AI-Generated Summary
Digital Twin London is a comprehensive virtual three-dimensional replica of the entire city, integrating building data for over 3.5 million structures, infrastructure networks, environmental sensor readings, and transport flows into a unified digital model that enables evidence-based urban planning and infrastructure management at an unprecedented scale. The platform is developed and maintained by the Greater London Authority in collaboration with technology partners and borough councils.
The digital twin enables planners and decision-makers to simulate the impact of proposed developments before any physical construction takes place. By modelling variables such as building height, massing, shadowing, wind effects, solar exposure, flood risk, transport accessibility, and visual impact, the platform helps ensure that new developments are compatible with their surroundings and contribute positively to the urban environment.

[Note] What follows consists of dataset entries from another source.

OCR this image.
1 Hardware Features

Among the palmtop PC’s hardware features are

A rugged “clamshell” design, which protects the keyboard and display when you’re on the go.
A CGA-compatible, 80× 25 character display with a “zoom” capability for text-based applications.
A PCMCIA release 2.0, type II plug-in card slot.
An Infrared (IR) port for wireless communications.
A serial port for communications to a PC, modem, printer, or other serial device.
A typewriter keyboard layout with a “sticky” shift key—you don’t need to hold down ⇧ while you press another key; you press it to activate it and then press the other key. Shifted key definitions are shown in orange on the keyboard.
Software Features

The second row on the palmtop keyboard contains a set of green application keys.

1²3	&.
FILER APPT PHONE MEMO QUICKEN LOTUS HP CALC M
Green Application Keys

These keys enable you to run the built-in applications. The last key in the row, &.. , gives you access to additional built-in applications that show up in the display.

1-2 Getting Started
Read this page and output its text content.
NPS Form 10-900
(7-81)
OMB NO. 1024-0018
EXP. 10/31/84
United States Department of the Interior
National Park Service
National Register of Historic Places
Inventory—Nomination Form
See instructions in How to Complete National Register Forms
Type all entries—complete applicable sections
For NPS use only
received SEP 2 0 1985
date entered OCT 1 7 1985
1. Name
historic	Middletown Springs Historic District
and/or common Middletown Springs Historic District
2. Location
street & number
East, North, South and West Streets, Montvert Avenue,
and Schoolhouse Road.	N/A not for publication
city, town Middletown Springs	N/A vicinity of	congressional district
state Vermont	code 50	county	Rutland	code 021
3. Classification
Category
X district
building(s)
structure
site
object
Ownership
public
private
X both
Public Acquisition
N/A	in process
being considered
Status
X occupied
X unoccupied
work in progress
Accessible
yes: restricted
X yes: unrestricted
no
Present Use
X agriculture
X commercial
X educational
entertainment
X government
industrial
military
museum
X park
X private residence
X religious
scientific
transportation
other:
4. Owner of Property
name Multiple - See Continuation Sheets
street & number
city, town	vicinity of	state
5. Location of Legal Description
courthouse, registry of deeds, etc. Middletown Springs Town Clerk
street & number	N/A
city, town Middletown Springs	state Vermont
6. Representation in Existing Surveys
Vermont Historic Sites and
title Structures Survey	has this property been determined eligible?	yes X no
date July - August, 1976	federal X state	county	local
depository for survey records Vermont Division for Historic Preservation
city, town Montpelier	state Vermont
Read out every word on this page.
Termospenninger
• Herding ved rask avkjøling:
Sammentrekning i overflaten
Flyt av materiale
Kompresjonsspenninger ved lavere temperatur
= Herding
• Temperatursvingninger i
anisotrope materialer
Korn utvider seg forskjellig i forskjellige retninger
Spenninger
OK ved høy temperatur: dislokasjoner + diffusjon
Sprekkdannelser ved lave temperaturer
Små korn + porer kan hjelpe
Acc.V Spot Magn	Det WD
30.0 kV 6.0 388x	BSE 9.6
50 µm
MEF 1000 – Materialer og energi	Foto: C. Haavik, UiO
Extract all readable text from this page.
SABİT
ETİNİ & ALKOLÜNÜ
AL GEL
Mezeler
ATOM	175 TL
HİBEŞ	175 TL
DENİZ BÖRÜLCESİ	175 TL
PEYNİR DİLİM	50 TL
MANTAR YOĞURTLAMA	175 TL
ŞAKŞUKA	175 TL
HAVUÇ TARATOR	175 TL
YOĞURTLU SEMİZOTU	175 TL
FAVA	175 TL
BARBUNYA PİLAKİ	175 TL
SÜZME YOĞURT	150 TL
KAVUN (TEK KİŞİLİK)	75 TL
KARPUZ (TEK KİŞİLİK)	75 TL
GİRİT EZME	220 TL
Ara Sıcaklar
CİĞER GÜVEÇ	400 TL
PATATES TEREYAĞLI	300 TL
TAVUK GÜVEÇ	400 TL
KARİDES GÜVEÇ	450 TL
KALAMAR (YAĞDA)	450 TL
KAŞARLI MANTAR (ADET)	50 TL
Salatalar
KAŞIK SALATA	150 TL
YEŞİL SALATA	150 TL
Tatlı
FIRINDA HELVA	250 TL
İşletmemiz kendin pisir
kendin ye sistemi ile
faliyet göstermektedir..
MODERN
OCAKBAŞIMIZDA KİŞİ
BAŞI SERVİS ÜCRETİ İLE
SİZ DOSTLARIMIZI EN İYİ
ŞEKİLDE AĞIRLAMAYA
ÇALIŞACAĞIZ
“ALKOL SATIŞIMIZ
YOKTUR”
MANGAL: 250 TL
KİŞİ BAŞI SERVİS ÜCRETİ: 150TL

This simulation capability is particularly valuable in a city as complex and densely developed as London, where the cumulative effects of individual planning decisions can be difficult to anticipate without sophisticated modelling tools.
Real-time environmental data integration allows the digital twin to reflect current conditions across the city, including air quality, temperature, noise levels, and flood risk. This capability supports both long-term strategic planning and short-term operational decisions, such as issuing public health warnings during pollution episodes or activating flood defences during severe weather.
The platform also enhances public engagement in the planning process. Virtual walkthrough capabilities allow residents and stakeholders to explore proposed developments in an immersive 3D environment, improving understanding of how changes will look and feel in their neighbourhoods and strengthening the quality of public consultation.
Digital Twin London positions the capital at the forefront of data-driven urbanism, demonstrating how comprehensive virtual city models can improve decision-making, reduce risk, and build public trust in the planning process across one of the world's largest and most complex metropolitan areas.